Minimalkan Serangan Cyber
Kalangan Akademis Adopsi DShield
- detikInet
Jakarta -
Universitas di Amerika Serikat kini memiliki versi DShield sendiri. DShield adalah sebuah layanan populer yang bisa menganalisa keamanan data guna menghindari serangan dunia maya alias cyber.Layanan yang dibuat khusus untuk dunia akademis itu adalah DShield versi sektor-spesifik pertama. Layanan terkait mulai diluncurkan sebagai layanan global yang diberikan secara gratis tahun 2000.Sampai saat ini, sudah ada tiga universitas yang telah mendaftar. Sedangkan sekolah tinggi dan universitas lain telah dianjurkan untuk bergabung dengan layanan ini."Tujuannya adalah agar mereka memiliki penilaian keamanan informasi akurat di lembaga akademis," papar Steffani Burd, Direktur Pelaksana Keamanan Informasi di Lembaga Akademis, salah seorang dari tim yang menjalankan layanan tersebut.Sebagai informasi, proyek ini disponsori oleh divisi penelitian dari Departemen Keadilan Amerika Serikat dan dijalankan oleh Pengajar Perguruan Tinggi Universitas Columbia di New York.Versi global DShield ini mengandalkan data yang diajukan oleh siapa saja--baik perorangan maupun organisasi besar--di lokasi mana pun. Layanan khusus untuk kalangan akademis ini akan bekerja dengan cara yang sama, tetapi hanya akan menganalisa data yang disediakan oleh sekolah.Organisasi akademis dihimbau agar mengajukan log dari sistim deteksi gangguan dan firewall mereka. Dengan begitu, layanan terkait bisa menguraikan data dan melaporkan serangan.
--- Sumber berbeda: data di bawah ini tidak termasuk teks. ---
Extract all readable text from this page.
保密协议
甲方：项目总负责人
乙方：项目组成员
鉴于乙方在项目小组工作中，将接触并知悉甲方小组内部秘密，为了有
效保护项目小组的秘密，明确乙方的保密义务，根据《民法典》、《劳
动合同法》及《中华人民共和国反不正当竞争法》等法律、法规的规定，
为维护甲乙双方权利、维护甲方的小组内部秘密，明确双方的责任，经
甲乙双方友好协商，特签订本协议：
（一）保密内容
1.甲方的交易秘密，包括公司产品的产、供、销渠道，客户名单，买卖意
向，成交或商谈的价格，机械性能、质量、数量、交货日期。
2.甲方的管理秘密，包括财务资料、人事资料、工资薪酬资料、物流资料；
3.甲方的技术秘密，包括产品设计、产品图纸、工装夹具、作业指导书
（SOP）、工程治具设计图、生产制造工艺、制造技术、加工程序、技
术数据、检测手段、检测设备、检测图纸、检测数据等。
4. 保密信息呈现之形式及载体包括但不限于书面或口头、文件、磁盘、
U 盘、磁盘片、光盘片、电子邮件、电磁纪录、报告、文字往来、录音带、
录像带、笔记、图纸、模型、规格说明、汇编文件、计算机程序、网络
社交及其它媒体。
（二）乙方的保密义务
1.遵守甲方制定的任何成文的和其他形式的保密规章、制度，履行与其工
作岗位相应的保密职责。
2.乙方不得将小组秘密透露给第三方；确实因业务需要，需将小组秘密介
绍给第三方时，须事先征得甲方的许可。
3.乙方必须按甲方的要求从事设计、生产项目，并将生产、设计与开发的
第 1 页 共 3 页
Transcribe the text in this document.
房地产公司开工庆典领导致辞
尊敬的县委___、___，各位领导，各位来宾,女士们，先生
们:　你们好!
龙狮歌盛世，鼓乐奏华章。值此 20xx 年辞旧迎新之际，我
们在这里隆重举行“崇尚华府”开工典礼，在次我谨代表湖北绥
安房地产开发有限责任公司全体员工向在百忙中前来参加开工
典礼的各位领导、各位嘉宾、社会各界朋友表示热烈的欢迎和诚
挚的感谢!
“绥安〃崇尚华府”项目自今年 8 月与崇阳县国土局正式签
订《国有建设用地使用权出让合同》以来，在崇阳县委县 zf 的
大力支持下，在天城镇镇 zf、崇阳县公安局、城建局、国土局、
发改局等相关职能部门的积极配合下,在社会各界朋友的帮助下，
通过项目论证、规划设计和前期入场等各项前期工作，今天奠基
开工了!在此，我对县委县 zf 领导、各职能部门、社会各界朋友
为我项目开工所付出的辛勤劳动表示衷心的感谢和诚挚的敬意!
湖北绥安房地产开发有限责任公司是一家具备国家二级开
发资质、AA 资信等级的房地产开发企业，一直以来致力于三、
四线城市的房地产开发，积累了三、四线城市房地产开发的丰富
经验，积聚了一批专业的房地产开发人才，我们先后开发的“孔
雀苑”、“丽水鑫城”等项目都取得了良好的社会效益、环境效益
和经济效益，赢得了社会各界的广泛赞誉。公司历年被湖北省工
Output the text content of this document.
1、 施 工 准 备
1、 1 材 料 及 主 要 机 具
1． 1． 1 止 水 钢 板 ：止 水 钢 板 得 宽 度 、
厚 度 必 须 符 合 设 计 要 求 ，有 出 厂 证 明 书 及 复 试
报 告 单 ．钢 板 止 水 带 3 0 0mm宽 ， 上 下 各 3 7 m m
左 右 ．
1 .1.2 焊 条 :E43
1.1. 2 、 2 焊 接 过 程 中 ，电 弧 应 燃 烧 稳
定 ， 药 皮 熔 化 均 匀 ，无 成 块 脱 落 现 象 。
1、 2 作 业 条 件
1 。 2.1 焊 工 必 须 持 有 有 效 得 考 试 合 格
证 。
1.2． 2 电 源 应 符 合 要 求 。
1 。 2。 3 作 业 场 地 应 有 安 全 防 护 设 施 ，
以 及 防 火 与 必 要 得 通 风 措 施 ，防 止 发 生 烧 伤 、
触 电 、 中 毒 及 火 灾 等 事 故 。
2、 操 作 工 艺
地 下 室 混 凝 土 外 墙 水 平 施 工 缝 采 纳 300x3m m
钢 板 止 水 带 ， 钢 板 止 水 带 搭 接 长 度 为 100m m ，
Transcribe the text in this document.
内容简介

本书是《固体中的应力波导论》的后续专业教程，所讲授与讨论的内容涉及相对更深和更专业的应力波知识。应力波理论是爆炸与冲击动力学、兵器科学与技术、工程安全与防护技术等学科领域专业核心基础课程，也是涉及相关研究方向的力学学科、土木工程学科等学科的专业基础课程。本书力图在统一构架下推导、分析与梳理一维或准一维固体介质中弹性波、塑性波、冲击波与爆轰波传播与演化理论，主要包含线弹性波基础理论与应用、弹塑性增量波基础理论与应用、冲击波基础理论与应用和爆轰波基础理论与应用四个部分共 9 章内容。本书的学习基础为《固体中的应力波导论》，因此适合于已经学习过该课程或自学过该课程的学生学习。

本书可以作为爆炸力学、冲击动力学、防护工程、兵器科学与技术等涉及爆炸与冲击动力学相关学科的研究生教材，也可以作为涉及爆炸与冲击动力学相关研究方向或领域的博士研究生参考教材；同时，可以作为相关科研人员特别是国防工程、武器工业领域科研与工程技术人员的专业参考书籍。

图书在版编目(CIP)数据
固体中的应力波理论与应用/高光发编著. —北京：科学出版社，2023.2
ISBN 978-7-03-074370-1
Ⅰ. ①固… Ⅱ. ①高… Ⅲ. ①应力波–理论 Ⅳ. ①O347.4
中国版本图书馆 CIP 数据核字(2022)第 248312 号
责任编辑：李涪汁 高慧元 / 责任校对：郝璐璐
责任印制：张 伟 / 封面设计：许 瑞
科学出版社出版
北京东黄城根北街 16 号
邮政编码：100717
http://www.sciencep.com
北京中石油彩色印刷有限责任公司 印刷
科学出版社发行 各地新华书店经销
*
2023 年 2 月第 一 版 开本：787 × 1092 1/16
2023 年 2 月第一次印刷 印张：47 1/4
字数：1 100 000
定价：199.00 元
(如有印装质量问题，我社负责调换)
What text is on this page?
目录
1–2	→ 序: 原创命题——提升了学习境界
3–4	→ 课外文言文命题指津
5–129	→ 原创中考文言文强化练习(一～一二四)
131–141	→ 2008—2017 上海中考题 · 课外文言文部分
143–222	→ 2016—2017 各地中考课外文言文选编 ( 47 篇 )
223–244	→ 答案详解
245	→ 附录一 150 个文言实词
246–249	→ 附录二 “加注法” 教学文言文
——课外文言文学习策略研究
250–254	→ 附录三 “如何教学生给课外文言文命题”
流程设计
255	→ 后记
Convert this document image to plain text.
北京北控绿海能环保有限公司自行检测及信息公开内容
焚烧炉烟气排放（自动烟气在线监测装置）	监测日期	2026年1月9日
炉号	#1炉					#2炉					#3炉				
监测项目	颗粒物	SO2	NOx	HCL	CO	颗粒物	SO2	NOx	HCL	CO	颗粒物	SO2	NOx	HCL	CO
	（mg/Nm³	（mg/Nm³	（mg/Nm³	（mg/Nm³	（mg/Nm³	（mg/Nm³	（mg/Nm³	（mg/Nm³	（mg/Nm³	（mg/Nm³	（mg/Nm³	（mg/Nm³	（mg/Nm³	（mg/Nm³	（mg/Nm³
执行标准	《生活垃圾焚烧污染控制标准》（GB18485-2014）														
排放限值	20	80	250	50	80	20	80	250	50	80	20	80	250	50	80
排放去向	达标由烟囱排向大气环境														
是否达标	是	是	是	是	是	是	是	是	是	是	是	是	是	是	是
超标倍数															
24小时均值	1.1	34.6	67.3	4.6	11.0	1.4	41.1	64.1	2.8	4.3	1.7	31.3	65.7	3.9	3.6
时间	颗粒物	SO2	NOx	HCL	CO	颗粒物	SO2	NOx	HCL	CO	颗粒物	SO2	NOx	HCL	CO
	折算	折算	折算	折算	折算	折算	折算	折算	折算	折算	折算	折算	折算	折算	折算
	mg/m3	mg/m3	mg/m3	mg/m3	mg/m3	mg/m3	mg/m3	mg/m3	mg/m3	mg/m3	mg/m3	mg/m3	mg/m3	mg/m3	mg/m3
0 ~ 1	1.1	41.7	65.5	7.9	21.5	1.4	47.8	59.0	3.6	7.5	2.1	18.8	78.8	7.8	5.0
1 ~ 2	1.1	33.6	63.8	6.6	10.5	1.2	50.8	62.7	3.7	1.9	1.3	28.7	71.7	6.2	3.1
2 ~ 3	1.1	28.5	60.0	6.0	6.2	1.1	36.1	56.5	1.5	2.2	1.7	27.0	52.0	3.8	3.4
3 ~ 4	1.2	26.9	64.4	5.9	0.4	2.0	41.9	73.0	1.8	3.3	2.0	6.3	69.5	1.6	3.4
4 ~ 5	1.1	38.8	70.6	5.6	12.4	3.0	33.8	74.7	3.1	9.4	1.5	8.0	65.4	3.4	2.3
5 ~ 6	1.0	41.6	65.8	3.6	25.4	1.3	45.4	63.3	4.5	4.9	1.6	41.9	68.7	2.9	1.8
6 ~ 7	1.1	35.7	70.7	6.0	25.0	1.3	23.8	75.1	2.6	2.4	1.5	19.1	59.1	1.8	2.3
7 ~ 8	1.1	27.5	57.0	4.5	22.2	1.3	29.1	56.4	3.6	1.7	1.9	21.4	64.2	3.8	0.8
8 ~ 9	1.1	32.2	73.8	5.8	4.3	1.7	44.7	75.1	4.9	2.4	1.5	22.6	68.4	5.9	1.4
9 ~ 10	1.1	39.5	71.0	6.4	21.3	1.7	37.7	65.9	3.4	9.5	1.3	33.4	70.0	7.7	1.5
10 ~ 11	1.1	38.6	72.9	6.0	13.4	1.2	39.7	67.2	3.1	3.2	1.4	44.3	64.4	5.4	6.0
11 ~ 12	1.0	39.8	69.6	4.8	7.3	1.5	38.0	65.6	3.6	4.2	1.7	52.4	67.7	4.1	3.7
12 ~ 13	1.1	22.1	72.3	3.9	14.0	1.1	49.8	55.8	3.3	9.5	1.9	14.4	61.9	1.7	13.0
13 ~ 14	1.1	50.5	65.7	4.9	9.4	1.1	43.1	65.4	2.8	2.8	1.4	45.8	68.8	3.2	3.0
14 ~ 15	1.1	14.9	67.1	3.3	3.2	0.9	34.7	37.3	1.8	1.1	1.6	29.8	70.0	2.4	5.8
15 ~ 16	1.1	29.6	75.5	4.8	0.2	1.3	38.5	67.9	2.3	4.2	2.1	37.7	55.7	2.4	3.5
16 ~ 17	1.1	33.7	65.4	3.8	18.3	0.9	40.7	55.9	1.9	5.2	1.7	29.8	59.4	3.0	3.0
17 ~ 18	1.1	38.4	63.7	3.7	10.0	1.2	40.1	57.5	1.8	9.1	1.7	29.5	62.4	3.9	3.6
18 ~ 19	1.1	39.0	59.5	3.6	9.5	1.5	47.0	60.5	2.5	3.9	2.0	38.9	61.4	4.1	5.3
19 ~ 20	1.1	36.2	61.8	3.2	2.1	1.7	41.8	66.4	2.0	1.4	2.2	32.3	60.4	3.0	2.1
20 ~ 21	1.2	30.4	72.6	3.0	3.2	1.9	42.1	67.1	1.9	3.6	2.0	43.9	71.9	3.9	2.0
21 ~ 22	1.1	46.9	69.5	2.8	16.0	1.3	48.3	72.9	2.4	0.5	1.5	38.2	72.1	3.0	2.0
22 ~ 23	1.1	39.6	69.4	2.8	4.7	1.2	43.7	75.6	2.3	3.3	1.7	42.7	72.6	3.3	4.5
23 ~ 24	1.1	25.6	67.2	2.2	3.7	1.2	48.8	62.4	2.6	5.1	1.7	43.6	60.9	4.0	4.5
Sedianya laporan itu bisa dipergunakan untuk melindungi jaringan yang ada."Mereka bisa menganalisa ancaman pada jaringan dan membandingkan data yang masuk dengan data global kami," tandas Johannes Ullrich, Kepala Penelitian SANS Institute yang sekaligus pendiri DShield.org."Sebagai contoh, pengguna bisa melihat dari mana serangan datang dan port berapa yang diserang," imbuh Ullrich seperti dilansir CNET yang dikutip detikinet Kamis (20/10/2005).Menurutnya, lembaga akademis harus memelihara jaringan yang terbuka bahkan menyediakan keamanan bagi pengguna. Dengan adanya data ini, maka pihak akademis bisa memutuskan perlindungan apa yang akan disebarkan guna meminimalkan pembatasan.